Puis, à force de se retourner le cerveau, une autre idée lui vint. Il cria à Makamuk de venir près de lui et demanda qu’un Indien, capable de traduire ses paroles, servît entre eux d’interprète. Et il parla ainsi.

— Oh ! Makamuk, je désire ne point mourir. Sache que je suis un homme bien trop supérieur pour cela et, je te le dis en vérité, je ne mourrai point. Non, je ne suis point pareil à toutes ces autres charognes qui gisent là.

Il porta ses yeux méprisants vers cet objet gémissant qui avait été autrefois le gros Ivan et, du bout du pied, le remua avec dédain.

— Oui, Makamuk, continua-t-il, je suis beaucoup trop savant, en toutes choses, pour me laisser mourir. Contre la mort je possède un remède surnaturel, que je suis seul à connaître. Et je vais, si tu consens à m’écouter, te le faire connaître tout à l’heure.

— Quel est ce remède ? interrogea Makamuk.
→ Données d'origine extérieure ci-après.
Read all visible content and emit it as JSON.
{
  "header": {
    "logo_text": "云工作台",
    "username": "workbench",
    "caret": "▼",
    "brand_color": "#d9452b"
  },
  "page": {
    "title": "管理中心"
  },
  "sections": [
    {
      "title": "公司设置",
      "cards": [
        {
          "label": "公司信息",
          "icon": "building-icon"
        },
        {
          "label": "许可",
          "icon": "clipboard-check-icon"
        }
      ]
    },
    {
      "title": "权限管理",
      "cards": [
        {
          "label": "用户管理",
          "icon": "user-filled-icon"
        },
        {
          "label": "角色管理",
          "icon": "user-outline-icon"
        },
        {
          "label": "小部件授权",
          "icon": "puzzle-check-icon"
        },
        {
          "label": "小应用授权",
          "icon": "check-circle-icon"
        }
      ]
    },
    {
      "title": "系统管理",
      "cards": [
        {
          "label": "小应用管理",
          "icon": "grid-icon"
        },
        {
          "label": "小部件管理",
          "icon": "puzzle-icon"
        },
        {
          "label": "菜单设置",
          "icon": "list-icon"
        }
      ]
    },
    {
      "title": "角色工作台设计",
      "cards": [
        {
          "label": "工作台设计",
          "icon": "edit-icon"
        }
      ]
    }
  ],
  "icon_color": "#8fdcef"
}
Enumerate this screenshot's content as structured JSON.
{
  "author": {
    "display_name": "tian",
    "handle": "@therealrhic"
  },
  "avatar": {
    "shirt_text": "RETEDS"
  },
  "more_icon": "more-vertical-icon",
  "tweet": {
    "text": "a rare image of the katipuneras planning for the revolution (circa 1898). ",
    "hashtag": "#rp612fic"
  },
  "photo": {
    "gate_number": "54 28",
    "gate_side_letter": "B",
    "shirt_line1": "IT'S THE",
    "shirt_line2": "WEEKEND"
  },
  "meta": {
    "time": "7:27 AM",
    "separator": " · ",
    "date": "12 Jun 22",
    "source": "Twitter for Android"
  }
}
— Un remède étrange et merveilleux…

Subienkow parut, un instant, lutter intérieurement avec lui-même, comme s’il hésitait à livrer son secret. Puis il reprit :

— Je suis décidé à te le dévoiler. Mais sache d’abord qu’il suffit d’un peu ce remède, frotté sur la peau, pour rendre celle-ci aussi dure qu’un rocher. Oui, aussi dure que le fer, si bien qu’il devient impossible, à aucune arme tranchante, de l’entamer. Le coup le plus violent demeure sans effet, Un couteau d’os est aussi impuissant que s’il avait été pétri avec de la boue. Même les couteaux d’acier que nous avons apportés parmi vous émousseraient leur fil. Si je te confie mon secret, que me donneras-tu ?

— Je te donnerai la vie, répondit Makamuk par le truchement de l’interprète.

  1. Le caribou est une sorte de cerf de l’Amérique du Nord.